McNally has lost only one match all year, at the Intersectionals, and even he is not quite sure how to explain his record in 2014.

"This past year has been kind of unbelievable," said McNally, who has won Carson 16s, the Easter Bowl 16s, the 16s Clay Courts and the 18s Midwest Closed. "I didn't think I'd have this type of year, it's been unbelievable."

With a two-hour rain delay to start the morning, a long day was assured, and Sam Riffice, the No. 6 seed in the 16s, and his opponent, Ivan Thamma, extended it to just past 9 p.m, before Riffice came away with a 6-7(2), 7-6(6), 6-4 victory.
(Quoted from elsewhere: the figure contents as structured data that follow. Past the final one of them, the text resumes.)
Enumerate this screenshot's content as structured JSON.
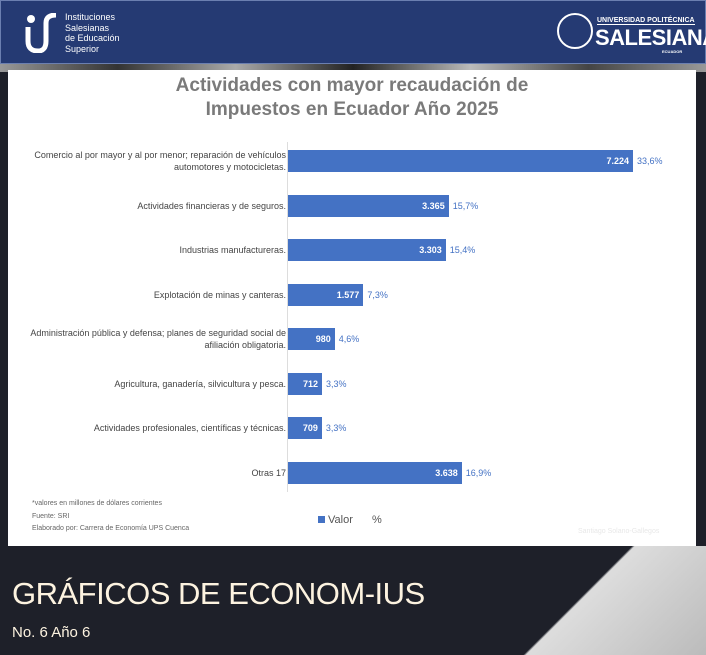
{
  "header": {
    "left_logo_text": [
      "Instituciones",
      "Salesianas",
      "de Educación",
      "Superior"
    ],
    "right_logo": {
      "line1": "UNIVERSIDAD POLITÉCNICA",
      "line2": "SALESIANA",
      "line3": "ECUADOR"
    }
  },
  "chart_data": {
    "type": "bar",
    "orientation": "horizontal",
    "title": "Actividades con mayor recaudación de Impuestos en Ecuador Año 2025",
    "categories": [
      "Comercio al por mayor y al por menor; reparación de vehículos automotores y motocicletas.",
      "Actividades financieras y de seguros.",
      "Industrias manufactureras.",
      "Explotación de minas y canteras.",
      "Administración pública y defensa; planes de seguridad social de afiliación obligatoria.",
      "Agricultura, ganadería, silvicultura y pesca.",
      "Actividades profesionales, científicas y técnicas.",
      "Otras 17"
    ],
    "series": [
      {
        "name": "Valor",
        "values": [
          7224,
          3365,
          3303,
          1577,
          980,
          712,
          709,
          3638
        ],
        "labels": [
          "7.224",
          "3.365",
          "3.303",
          "1.577",
          "980",
          "712",
          "709",
          "3.638"
        ],
        "color": "#4472c4"
      },
      {
        "name": "%",
        "values": [
          33.6,
          15.7,
          15.4,
          7.3,
          4.6,
          3.3,
          3.3,
          16.9
        ],
        "labels": [
          "33,6%",
          "15,7%",
          "15,4%",
          "7,3%",
          "4,6%",
          "3,3%",
          "3,3%",
          "16,9%"
        ]
      }
    ],
    "legend": [
      "Valor",
      "%"
    ],
    "legend_position": "bottom",
    "notes": [
      "*valores en millones de dólares corrientes",
      "Fuente: SRI",
      "Elaborado por: Carrera de Economía UPS Cuenca"
    ],
    "watermark": "Santiago Solano-Gallegos"
  },
  "footer": {
    "title": "GRÁFICOS DE ECONOM-IUS",
    "subtitle": "No. 6 Año 6"
  }
}
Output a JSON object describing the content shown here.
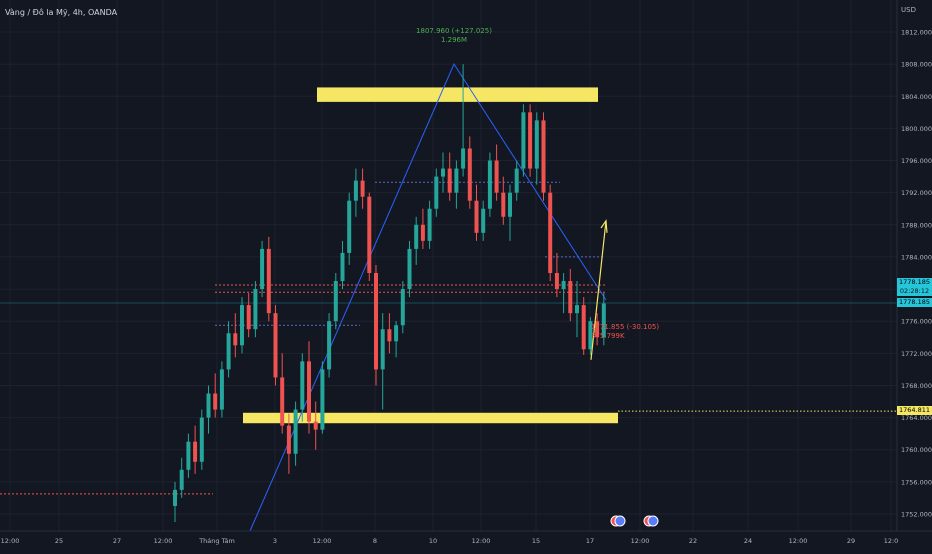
{
  "header": {
    "symbol": "Vàng / Đô la Mỹ, 4h, OANDA",
    "currency": "USD"
  },
  "price_tags": {
    "last_price": "1778.185",
    "countdown": "02:28:12",
    "mid_price": "1778.185",
    "level": "1764.811"
  },
  "annotations": {
    "peak_change": "1807.960 (+127.025)",
    "peak_volume": "1.296M",
    "low_change": "1771.855 (-30.105)",
    "low_volume": "375.799K"
  },
  "colors": {
    "background": "#131722",
    "up": "#26a69a",
    "down": "#ef5350",
    "zone": "#f5e663",
    "trend": "#2962ff",
    "arrow": "#f5e663"
  },
  "icons": [
    "event-flag-icon",
    "event-flag-icon"
  ],
  "chart_data": {
    "type": "candlestick",
    "y_ticks": [
      "1812.000",
      "1808.000",
      "1804.000",
      "1800.000",
      "1796.000",
      "1792.000",
      "1788.000",
      "1784.000",
      "1780.000",
      "1776.000",
      "1772.000",
      "1768.000",
      "1764.000",
      "1760.000",
      "1756.000",
      "1752.000"
    ],
    "x_ticks": [
      "12:00",
      "25",
      "27",
      "12:00",
      "Tháng Tám",
      "3",
      "12:00",
      "8",
      "10",
      "12:00",
      "15",
      "17",
      "12:00",
      "22",
      "24",
      "12:00",
      "29",
      "12:0"
    ],
    "ylim": [
      1750.5,
      1814.0
    ],
    "zones": [
      {
        "name": "resistance-zone",
        "from": 1803.3,
        "to": 1805.1
      },
      {
        "name": "support-zone",
        "from": 1763.3,
        "to": 1764.6
      }
    ],
    "level_line": 1764.811,
    "candles": [
      {
        "o": 1753.0,
        "h": 1756.0,
        "l": 1751.0,
        "c": 1755.0
      },
      {
        "o": 1755.0,
        "h": 1759.0,
        "l": 1754.0,
        "c": 1757.5
      },
      {
        "o": 1757.5,
        "h": 1762.0,
        "l": 1756.5,
        "c": 1761.0
      },
      {
        "o": 1761.0,
        "h": 1763.0,
        "l": 1757.0,
        "c": 1758.5
      },
      {
        "o": 1758.5,
        "h": 1765.0,
        "l": 1757.5,
        "c": 1764.0
      },
      {
        "o": 1764.0,
        "h": 1768.0,
        "l": 1762.0,
        "c": 1767.0
      },
      {
        "o": 1767.0,
        "h": 1769.5,
        "l": 1764.0,
        "c": 1765.0
      },
      {
        "o": 1765.0,
        "h": 1771.0,
        "l": 1764.0,
        "c": 1770.0
      },
      {
        "o": 1770.0,
        "h": 1776.0,
        "l": 1769.0,
        "c": 1774.5
      },
      {
        "o": 1774.5,
        "h": 1777.0,
        "l": 1771.5,
        "c": 1773.0
      },
      {
        "o": 1773.0,
        "h": 1779.0,
        "l": 1772.0,
        "c": 1778.0
      },
      {
        "o": 1778.0,
        "h": 1779.5,
        "l": 1774.0,
        "c": 1775.0
      },
      {
        "o": 1775.0,
        "h": 1781.0,
        "l": 1774.0,
        "c": 1780.0
      },
      {
        "o": 1780.0,
        "h": 1786.0,
        "l": 1779.0,
        "c": 1785.0
      },
      {
        "o": 1785.0,
        "h": 1786.5,
        "l": 1776.0,
        "c": 1777.0
      },
      {
        "o": 1777.0,
        "h": 1778.0,
        "l": 1768.0,
        "c": 1769.0
      },
      {
        "o": 1769.0,
        "h": 1772.0,
        "l": 1762.0,
        "c": 1763.0
      },
      {
        "o": 1763.0,
        "h": 1764.5,
        "l": 1757.0,
        "c": 1759.5
      },
      {
        "o": 1759.5,
        "h": 1766.0,
        "l": 1758.0,
        "c": 1765.0
      },
      {
        "o": 1765.0,
        "h": 1772.0,
        "l": 1763.5,
        "c": 1771.0
      },
      {
        "o": 1771.0,
        "h": 1773.5,
        "l": 1762.0,
        "c": 1763.5
      },
      {
        "o": 1763.5,
        "h": 1766.0,
        "l": 1760.0,
        "c": 1762.5
      },
      {
        "o": 1762.5,
        "h": 1771.0,
        "l": 1762.0,
        "c": 1770.0
      },
      {
        "o": 1770.0,
        "h": 1777.0,
        "l": 1769.0,
        "c": 1776.0
      },
      {
        "o": 1776.0,
        "h": 1782.0,
        "l": 1775.0,
        "c": 1781.0
      },
      {
        "o": 1781.0,
        "h": 1786.0,
        "l": 1780.0,
        "c": 1784.5
      },
      {
        "o": 1784.5,
        "h": 1792.0,
        "l": 1783.0,
        "c": 1791.0
      },
      {
        "o": 1791.0,
        "h": 1795.0,
        "l": 1789.0,
        "c": 1793.5
      },
      {
        "o": 1793.5,
        "h": 1795.0,
        "l": 1790.0,
        "c": 1791.5
      },
      {
        "o": 1791.5,
        "h": 1792.0,
        "l": 1781.0,
        "c": 1782.0
      },
      {
        "o": 1782.0,
        "h": 1783.0,
        "l": 1768.0,
        "c": 1770.0
      },
      {
        "o": 1770.0,
        "h": 1777.0,
        "l": 1765.0,
        "c": 1775.0
      },
      {
        "o": 1775.0,
        "h": 1777.0,
        "l": 1772.0,
        "c": 1773.5
      },
      {
        "o": 1773.5,
        "h": 1776.0,
        "l": 1771.5,
        "c": 1775.5
      },
      {
        "o": 1775.5,
        "h": 1781.0,
        "l": 1774.5,
        "c": 1780.0
      },
      {
        "o": 1780.0,
        "h": 1786.0,
        "l": 1779.0,
        "c": 1785.0
      },
      {
        "o": 1785.0,
        "h": 1789.0,
        "l": 1783.0,
        "c": 1788.0
      },
      {
        "o": 1788.0,
        "h": 1790.0,
        "l": 1785.0,
        "c": 1786.0
      },
      {
        "o": 1786.0,
        "h": 1791.0,
        "l": 1785.0,
        "c": 1790.0
      },
      {
        "o": 1790.0,
        "h": 1795.0,
        "l": 1789.0,
        "c": 1794.0
      },
      {
        "o": 1794.0,
        "h": 1797.0,
        "l": 1792.0,
        "c": 1795.0
      },
      {
        "o": 1795.0,
        "h": 1797.0,
        "l": 1791.0,
        "c": 1792.0
      },
      {
        "o": 1792.0,
        "h": 1796.0,
        "l": 1790.0,
        "c": 1795.0
      },
      {
        "o": 1795.0,
        "h": 1808.0,
        "l": 1794.0,
        "c": 1797.5
      },
      {
        "o": 1797.5,
        "h": 1799.0,
        "l": 1790.0,
        "c": 1791.0
      },
      {
        "o": 1791.0,
        "h": 1793.0,
        "l": 1786.0,
        "c": 1787.0
      },
      {
        "o": 1787.0,
        "h": 1791.0,
        "l": 1786.0,
        "c": 1790.0
      },
      {
        "o": 1790.0,
        "h": 1797.0,
        "l": 1789.0,
        "c": 1796.0
      },
      {
        "o": 1796.0,
        "h": 1798.0,
        "l": 1791.0,
        "c": 1792.0
      },
      {
        "o": 1792.0,
        "h": 1794.0,
        "l": 1788.0,
        "c": 1789.0
      },
      {
        "o": 1789.0,
        "h": 1793.0,
        "l": 1786.0,
        "c": 1792.0
      },
      {
        "o": 1792.0,
        "h": 1796.0,
        "l": 1791.0,
        "c": 1795.0
      },
      {
        "o": 1795.0,
        "h": 1803.0,
        "l": 1794.0,
        "c": 1802.0
      },
      {
        "o": 1802.0,
        "h": 1803.0,
        "l": 1794.0,
        "c": 1795.0
      },
      {
        "o": 1795.0,
        "h": 1802.0,
        "l": 1793.0,
        "c": 1801.0
      },
      {
        "o": 1801.0,
        "h": 1802.0,
        "l": 1791.0,
        "c": 1792.0
      },
      {
        "o": 1792.0,
        "h": 1793.0,
        "l": 1781.0,
        "c": 1782.0
      },
      {
        "o": 1782.0,
        "h": 1784.5,
        "l": 1779.0,
        "c": 1780.0
      },
      {
        "o": 1780.0,
        "h": 1782.0,
        "l": 1777.0,
        "c": 1781.0
      },
      {
        "o": 1781.0,
        "h": 1782.5,
        "l": 1776.0,
        "c": 1777.0
      },
      {
        "o": 1777.0,
        "h": 1781.0,
        "l": 1774.0,
        "c": 1778.0
      },
      {
        "o": 1778.0,
        "h": 1779.0,
        "l": 1771.8,
        "c": 1772.5
      },
      {
        "o": 1772.5,
        "h": 1776.5,
        "l": 1771.8,
        "c": 1776.0
      },
      {
        "o": 1776.0,
        "h": 1777.0,
        "l": 1773.0,
        "c": 1774.0
      },
      {
        "o": 1774.0,
        "h": 1779.5,
        "l": 1773.0,
        "c": 1778.2
      }
    ]
  }
}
With all the other matches completed before 8 p.m., the few dozen spectators still on the premises gathered behind court 4 to see if Riffice could force a third set by winning the tiebreaker in the second. Although he didn't save any match points, the 15-year-old from Roseville, California was still tested mentally.

"In the first two sets, I think I was 0 for 9 on set points," Riffice said. "First set I was up 5-2, 40-15 and in the second set I was up about six set points before I finally got one."
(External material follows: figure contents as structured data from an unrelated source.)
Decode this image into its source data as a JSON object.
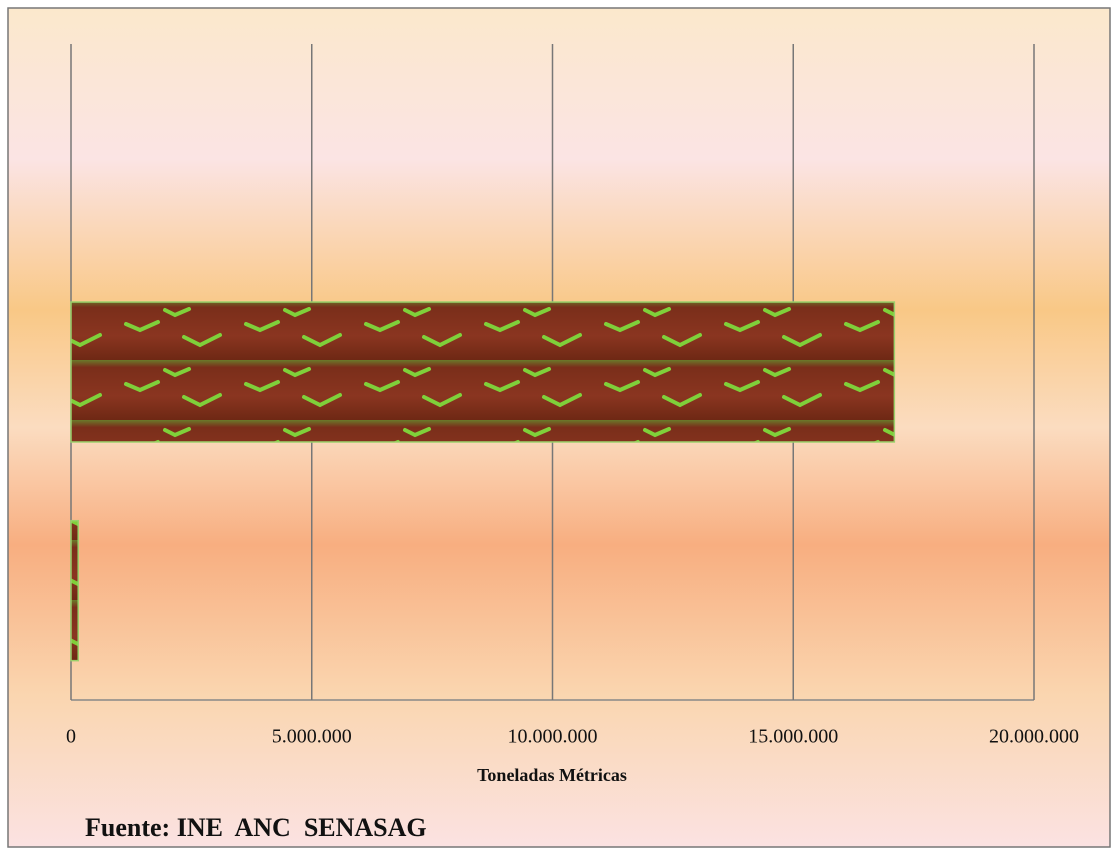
{
  "chart_data": {
    "type": "barh",
    "categories": [
      null,
      null
    ],
    "values": [
      17100000,
      150000
    ],
    "xlim": [
      0,
      20000000
    ],
    "xticks": [
      0,
      {
        "value": 5000000,
        "label": "5.000.000"
      },
      {
        "value": 10000000,
        "label": "10.000.000"
      },
      {
        "value": 15000000,
        "label": "15.000.000"
      },
      {
        "value": 20000000,
        "label": "20.000.000"
      }
    ],
    "grid": true,
    "xlabel": "Toneladas Métricas",
    "source": "Fuente: INE  ANC  SENASAG"
  }
}
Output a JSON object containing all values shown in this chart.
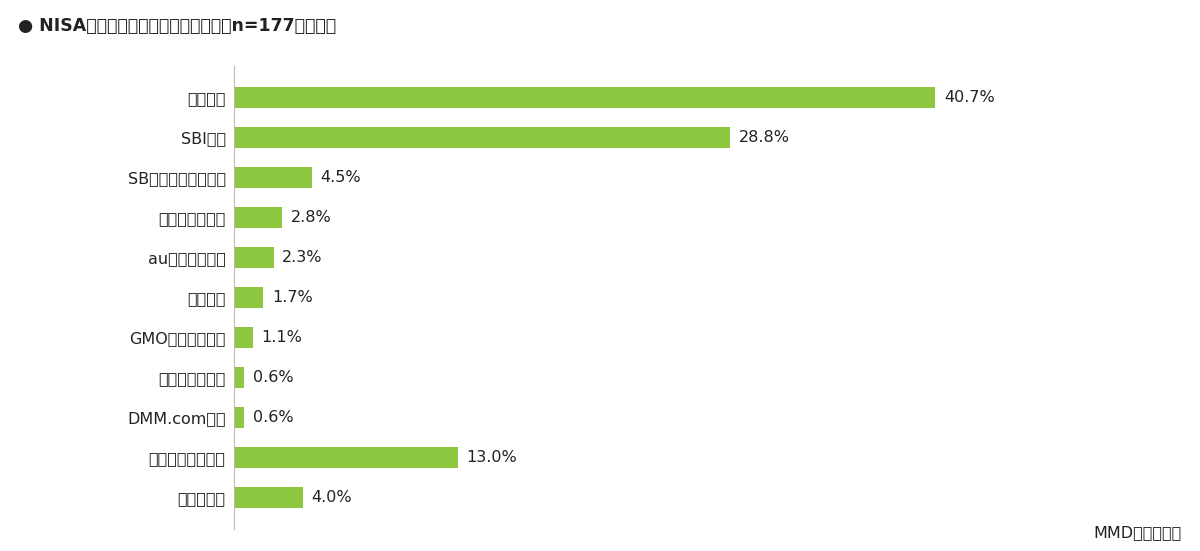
{
  "title": "● NISA口座を開設したいネット証券（n=177、単数）",
  "categories": [
    "楽天証券",
    "SBI証券",
    "SBネオトレード証券",
    "マネックス証券",
    "auカブコム証券",
    "松井証券",
    "GMOクリック証券",
    "岡三オンライン",
    "DMM.com証券",
    "特に決めていない",
    "分からない"
  ],
  "values": [
    40.7,
    28.8,
    4.5,
    2.8,
    2.3,
    1.7,
    1.1,
    0.6,
    0.6,
    13.0,
    4.0
  ],
  "bar_color": "#8dc63f",
  "label_color": "#222222",
  "background_color": "#ffffff",
  "title_fontsize": 12.5,
  "label_fontsize": 11.5,
  "value_fontsize": 11.5,
  "footer_fontsize": 11.5,
  "xlim": [
    0,
    47
  ],
  "footer": "MMD研究所調べ"
}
During the ten-minute mandatory break between sets, Riffice consulted with his mother, who coached him when he was younger, about what he needed to do in the third.

"She said it was all legs," said Riffice, who said he was beginning to cramp at the end of the three-hour and 11 minute match. "And she said it was whoever wanted it more, who could stay out there longer, because we were both already really tired."

Riffice went up two breaks and had a 4-1 lead before Thamma, a 15-year-old from San Diego, broke back to make it 4-2.  Riffice kept the second break however, and when it came time to close it out, his serve led the way.

"I was pretty nervous, but I got four first serves in," said Riffice. "I think that was the only time in the match that I got four first serves in. It came at a good time."

Although the crowd was sparse as darkness settled over the stadium, they were appreciative of the variety of shots, the quality of play and the composure of both Riffice and Thamma despite the tension.  After one 30-shot rally featuring fierce hitting, slices, angles and top spin, applause was long and loud when Riffice finally ended the point with a Mach 1 forehand winner.

"I really wanted to win that match," said Riffice. "I just had to find a way to win, try to pull it out somehow."

The third round of doubles was played at Western Michigan University, and defending champion Paul Oosterbaan of Kalamazoo, who also lost in singles to Collin Altamirano earlier in the day, was denied a repeat.  Oosterbaan and Joyce, the No. 11 seeds, were beaten by Kalman Boyd and Austin Rapp 4-6, 6-3, 10-5. Seven of the top eight seeds in the 18s are through to the fourth round.

In the 16s, No. 2 seeds Trent Bryde and Vasil Kirkov were beaten by Ryan Cheng and Max Pham 6-3, 4-6, 10-6.

Complete draws can be found at ustaboys.com.


Brent said...

Wow, some really good 18s backdraw matches for only the 2nd round - Riccardi vs. 32 Lovett, 14 Arconada vs. Schalet, Allwardt vs. Oosterbaan, etc. but with the topper of 12 Wiersholm vs. 13 Paul. Let's hope we don't see a flurry of (cough, cough) withdrawals.